Guidi was one of dozens standing in the rain, gathered at the cusp of the downtown advocating for Black Lives Matter on Saturday, a part of a national discussion of race in America spurred by the death of George Floyd at the hands of police in Minneapolis.
Standing on the sidewalk facing downtown, protestors chanted slogans from the Black Lives Matter movement, with continuous choruses of “No justice no peace, no racist police” and reciting the names of police brutality victims.
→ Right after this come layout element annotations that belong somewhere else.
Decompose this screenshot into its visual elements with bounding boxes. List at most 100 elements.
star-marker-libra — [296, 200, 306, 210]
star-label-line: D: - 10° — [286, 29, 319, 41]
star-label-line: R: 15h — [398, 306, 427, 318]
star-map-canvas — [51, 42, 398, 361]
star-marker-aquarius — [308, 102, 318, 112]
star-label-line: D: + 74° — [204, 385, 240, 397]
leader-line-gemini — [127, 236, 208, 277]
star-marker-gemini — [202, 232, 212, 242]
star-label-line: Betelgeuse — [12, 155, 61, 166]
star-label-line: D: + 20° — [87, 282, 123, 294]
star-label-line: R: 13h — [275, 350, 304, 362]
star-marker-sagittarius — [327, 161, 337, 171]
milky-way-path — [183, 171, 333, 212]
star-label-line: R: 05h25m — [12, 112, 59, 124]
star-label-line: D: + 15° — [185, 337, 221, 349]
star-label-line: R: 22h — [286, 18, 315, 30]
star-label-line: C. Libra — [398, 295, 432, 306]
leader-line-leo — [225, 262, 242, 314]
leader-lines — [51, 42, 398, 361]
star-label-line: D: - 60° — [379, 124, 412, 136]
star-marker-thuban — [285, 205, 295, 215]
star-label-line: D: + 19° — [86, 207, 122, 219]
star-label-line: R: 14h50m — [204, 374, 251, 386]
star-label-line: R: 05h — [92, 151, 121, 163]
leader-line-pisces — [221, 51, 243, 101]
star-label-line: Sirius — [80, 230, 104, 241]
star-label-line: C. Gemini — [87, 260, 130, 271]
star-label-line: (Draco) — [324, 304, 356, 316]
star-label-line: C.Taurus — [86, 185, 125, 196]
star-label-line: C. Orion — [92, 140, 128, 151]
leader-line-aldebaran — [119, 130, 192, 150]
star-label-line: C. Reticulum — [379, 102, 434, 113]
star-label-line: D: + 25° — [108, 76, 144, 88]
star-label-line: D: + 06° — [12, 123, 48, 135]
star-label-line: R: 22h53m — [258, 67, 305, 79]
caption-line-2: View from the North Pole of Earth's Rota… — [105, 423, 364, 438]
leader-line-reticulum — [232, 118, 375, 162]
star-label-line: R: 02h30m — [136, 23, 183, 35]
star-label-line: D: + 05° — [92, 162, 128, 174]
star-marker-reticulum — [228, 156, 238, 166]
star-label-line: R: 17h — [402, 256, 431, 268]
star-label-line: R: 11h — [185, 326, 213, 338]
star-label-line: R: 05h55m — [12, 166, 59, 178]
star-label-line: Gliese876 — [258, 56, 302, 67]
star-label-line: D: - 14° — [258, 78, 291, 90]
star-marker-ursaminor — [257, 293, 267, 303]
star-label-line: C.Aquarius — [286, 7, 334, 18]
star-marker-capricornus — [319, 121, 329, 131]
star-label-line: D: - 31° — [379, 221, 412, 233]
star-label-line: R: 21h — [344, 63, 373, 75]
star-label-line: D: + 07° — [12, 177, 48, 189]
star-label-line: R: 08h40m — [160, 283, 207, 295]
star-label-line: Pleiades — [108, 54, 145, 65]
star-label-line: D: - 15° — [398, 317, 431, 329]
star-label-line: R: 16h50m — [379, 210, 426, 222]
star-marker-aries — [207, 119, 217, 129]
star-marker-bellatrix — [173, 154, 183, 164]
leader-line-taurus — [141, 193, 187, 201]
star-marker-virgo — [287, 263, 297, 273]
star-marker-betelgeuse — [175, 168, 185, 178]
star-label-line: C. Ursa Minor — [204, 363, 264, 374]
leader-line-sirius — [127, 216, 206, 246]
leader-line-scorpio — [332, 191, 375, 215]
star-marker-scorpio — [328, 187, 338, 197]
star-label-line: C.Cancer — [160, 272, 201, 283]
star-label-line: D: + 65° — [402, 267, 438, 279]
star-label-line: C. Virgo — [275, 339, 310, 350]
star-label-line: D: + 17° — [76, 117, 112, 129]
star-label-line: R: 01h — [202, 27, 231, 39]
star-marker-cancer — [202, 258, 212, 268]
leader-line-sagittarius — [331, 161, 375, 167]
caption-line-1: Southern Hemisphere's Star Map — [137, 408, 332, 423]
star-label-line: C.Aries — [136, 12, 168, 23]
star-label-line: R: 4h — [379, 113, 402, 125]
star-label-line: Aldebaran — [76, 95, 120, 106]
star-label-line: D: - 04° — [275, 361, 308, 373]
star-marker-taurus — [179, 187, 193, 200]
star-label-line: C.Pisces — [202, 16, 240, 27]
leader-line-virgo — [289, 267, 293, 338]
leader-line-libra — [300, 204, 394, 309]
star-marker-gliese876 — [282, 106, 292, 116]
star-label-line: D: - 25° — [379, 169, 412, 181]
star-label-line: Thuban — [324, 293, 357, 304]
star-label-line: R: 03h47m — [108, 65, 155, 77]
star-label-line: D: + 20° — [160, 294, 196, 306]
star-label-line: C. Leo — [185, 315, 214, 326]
Some huddled under umbrellas to escape the downpour, while others disregarded the rain.
“Inequality exists no matter the weather, no matter the day, no matter if there's a pandemic going on,” protest organizer Georgia Gleason said through her rainbow bandana and glasses beaded with rain droplets.
Gleason, born and raised in Westfield but now a Los Angeles resident temporarily back in town, said she organized the rally to show Westfield in solidarity with Black Lives Matter and take part in what she called the “anti-racism movement.”
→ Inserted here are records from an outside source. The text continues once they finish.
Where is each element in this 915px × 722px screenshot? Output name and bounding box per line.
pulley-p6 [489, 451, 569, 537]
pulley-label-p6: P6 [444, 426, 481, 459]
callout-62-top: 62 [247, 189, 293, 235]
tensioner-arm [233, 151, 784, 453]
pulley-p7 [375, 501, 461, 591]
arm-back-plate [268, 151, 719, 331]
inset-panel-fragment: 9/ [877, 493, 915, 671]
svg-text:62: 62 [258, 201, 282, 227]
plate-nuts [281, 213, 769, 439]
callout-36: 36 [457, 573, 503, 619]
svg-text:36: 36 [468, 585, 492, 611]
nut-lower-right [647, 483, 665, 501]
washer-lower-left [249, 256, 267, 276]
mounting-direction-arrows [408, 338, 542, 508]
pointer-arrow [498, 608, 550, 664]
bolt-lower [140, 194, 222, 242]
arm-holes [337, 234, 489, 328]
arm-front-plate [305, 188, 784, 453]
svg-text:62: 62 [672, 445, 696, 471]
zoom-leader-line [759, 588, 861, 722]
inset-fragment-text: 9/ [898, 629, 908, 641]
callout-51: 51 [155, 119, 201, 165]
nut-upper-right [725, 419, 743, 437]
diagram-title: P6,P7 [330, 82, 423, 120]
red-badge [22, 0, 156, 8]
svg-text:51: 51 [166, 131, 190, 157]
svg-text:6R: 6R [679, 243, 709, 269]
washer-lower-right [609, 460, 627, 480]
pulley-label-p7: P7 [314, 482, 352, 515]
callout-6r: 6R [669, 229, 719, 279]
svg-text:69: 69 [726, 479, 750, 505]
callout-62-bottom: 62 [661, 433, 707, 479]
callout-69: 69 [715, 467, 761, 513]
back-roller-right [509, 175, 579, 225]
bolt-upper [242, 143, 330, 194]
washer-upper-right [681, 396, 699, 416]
“This is a movement, not a moment,” she said. “This was not an isolated incident with one man named George Floyd or one woman named Breonna Taylor. Those are tragic murders and Breonna Taylor’s murderers need to be put in jail for what they did. However, they are representative of a very massive systemic issue.”
Despite the rhetoric of sweeping institutional change, though, Gleason also voiced desire for change at a local level. Gleason said she wanted more transparency in the Westfield Police Department, from information on citizens complaints to race demographics of people pulled over for traffic violations.
“[I want to] know how the Westfield police are training their force in deescalation practices and educating oneself about the prejudices we all have,” she added.
The crowd, clad in face masks, represented people of various backgrounds, with some crediting the diversity as strength to the movement.
“People of all age groups, all sexual orientations and even financial standings are taking the time to do this in the rain,” said Emma Stanton, a 21-year-old New Brunswick resident who came after a family friend told her about the rally. “The fact that they're doing this while it’s pouring and being honked at by cars, it means a lot.”
Most protestors, though, took little notice of the showers. They held their signs up to the rain and continued chanting “Black Lives Matter.”
“What's a little rain?" Guidi said in his drenched black cap and T-shirt. “There are people dying. The stories are happening every day. And if I could have ran through the rain and saved any one of those people, I think anyone here would have done it.”